Results: Referrals from community hospitals accounted for 80.8% of the 693 cases while private laboratories and academic institutions accounted for 15.6% and 3.6%, respectively. Over the 4-year study period, an average of 73.15% (SD 3.0%) of the original diagnoses were based on the BSRTC. Implementation rates for academic institutions, community hospitals and private laboratories were 72.0%, 73.4% and 71.3%, respectively. Of the 187 cases where the BSRTC was not implemented, 48 (25.7%) were reported without the use of any of the 6 primary diagnostic categories; 12 (13.8%) were reported using 2 diagnostic categories (overwhelmingly atypical/suspicious categories). Seventy-one of these 187 cases (38%) turned out to be malignant on surgical resection. For those cases using the BSRTC, the original diagnoses were “atypia of undetermined significance” (AUS) in 6.1% of the cases. The rate of malignancy on subsequent surgical follow up of these AUS cases was 58.1%.

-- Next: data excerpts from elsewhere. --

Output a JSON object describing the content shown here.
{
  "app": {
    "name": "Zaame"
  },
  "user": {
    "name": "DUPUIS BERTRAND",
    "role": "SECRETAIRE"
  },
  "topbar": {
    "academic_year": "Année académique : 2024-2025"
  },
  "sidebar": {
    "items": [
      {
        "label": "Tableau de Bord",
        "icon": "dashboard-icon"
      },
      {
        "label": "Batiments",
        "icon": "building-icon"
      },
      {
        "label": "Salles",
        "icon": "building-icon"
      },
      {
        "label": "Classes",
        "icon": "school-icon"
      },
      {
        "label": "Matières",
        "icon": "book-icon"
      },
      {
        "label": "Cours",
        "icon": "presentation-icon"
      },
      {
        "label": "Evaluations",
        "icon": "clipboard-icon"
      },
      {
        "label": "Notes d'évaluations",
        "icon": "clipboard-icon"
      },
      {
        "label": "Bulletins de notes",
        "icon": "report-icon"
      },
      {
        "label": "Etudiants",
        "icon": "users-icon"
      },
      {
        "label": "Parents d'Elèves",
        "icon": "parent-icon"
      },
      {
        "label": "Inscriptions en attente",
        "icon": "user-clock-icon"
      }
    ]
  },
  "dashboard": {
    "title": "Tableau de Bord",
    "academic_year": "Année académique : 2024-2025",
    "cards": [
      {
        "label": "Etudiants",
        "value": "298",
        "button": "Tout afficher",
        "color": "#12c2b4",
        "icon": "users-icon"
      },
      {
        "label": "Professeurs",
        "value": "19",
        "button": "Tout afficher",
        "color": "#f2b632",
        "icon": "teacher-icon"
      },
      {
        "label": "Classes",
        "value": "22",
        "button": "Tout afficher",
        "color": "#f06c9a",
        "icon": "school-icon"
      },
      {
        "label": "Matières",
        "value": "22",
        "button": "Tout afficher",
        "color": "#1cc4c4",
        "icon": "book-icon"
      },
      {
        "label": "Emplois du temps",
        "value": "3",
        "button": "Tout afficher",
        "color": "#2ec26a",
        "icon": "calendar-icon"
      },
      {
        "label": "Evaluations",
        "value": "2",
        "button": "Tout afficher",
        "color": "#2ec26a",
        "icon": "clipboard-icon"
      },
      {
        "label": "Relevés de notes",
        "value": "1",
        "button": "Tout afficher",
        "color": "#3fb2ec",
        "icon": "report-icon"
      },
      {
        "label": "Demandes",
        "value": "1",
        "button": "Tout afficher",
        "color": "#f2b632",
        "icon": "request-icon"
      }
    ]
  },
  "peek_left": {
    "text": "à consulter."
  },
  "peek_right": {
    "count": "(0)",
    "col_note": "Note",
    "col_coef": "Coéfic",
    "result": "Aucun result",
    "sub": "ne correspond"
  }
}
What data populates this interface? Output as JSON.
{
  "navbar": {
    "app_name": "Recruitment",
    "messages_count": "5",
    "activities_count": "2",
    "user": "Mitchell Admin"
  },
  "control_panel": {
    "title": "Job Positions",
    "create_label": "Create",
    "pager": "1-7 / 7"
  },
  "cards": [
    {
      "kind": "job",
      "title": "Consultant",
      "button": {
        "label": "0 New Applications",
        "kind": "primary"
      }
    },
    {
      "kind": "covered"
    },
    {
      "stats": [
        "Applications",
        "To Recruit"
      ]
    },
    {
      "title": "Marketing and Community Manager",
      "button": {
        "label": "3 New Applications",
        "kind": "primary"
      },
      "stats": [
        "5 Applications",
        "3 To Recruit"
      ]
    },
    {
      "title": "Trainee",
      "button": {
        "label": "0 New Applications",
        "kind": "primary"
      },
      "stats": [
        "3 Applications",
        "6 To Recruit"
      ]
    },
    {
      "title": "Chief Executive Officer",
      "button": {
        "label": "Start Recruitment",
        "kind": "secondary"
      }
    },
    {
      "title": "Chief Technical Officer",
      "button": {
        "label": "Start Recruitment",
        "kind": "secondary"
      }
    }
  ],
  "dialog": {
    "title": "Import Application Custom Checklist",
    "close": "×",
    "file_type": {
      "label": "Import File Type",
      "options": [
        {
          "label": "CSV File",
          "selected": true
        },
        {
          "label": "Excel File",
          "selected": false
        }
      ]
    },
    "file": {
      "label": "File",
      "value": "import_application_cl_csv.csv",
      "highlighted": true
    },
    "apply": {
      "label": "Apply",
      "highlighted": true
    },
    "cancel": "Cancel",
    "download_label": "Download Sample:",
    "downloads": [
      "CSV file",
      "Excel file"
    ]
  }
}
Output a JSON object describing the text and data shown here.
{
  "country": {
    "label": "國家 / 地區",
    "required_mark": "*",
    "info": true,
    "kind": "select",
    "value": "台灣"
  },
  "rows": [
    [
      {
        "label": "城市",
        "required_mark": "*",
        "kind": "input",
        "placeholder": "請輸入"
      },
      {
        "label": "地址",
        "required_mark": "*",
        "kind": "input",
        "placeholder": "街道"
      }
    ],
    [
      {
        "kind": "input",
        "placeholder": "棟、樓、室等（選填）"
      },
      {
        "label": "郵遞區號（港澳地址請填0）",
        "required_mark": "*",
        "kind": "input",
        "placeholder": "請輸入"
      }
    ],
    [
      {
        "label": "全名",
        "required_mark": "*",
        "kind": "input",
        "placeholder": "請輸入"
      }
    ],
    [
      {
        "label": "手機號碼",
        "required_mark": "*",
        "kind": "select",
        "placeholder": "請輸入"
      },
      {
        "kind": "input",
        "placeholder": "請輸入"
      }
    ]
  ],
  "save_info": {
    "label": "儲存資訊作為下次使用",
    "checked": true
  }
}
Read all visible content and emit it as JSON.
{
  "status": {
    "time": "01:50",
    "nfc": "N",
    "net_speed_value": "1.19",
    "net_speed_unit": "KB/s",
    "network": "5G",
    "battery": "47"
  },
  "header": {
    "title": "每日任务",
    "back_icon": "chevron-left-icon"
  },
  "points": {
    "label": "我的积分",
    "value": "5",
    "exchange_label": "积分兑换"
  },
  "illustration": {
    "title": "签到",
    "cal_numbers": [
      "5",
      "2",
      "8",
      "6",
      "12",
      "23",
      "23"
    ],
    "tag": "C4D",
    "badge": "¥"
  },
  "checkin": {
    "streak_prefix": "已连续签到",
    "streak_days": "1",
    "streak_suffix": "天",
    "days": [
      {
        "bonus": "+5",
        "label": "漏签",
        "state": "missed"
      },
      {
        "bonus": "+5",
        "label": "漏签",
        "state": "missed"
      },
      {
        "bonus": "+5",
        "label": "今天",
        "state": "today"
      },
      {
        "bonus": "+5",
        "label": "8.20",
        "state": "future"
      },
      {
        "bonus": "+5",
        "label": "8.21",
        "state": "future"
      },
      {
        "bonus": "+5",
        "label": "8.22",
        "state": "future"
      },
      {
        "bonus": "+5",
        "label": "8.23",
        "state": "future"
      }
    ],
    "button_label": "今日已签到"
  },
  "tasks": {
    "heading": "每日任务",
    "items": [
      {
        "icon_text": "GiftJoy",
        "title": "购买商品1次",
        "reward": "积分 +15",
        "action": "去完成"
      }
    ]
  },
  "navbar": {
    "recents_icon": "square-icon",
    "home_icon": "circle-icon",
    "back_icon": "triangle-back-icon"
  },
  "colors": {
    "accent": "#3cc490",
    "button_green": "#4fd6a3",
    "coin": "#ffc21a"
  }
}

Conclusions: Five years after the guidelines were proposed, reporting of thyroid FNA still varies significantly from one laboratory to another, creating confusion in some cases and hindering the sharing of clinically meaningful data among laboratories. The BSRTC was not utilized in 1 out of 4 thyroid specimens. There was no statistically significant difference in the rate of utilization of BSRTC among different types of referral laboratories.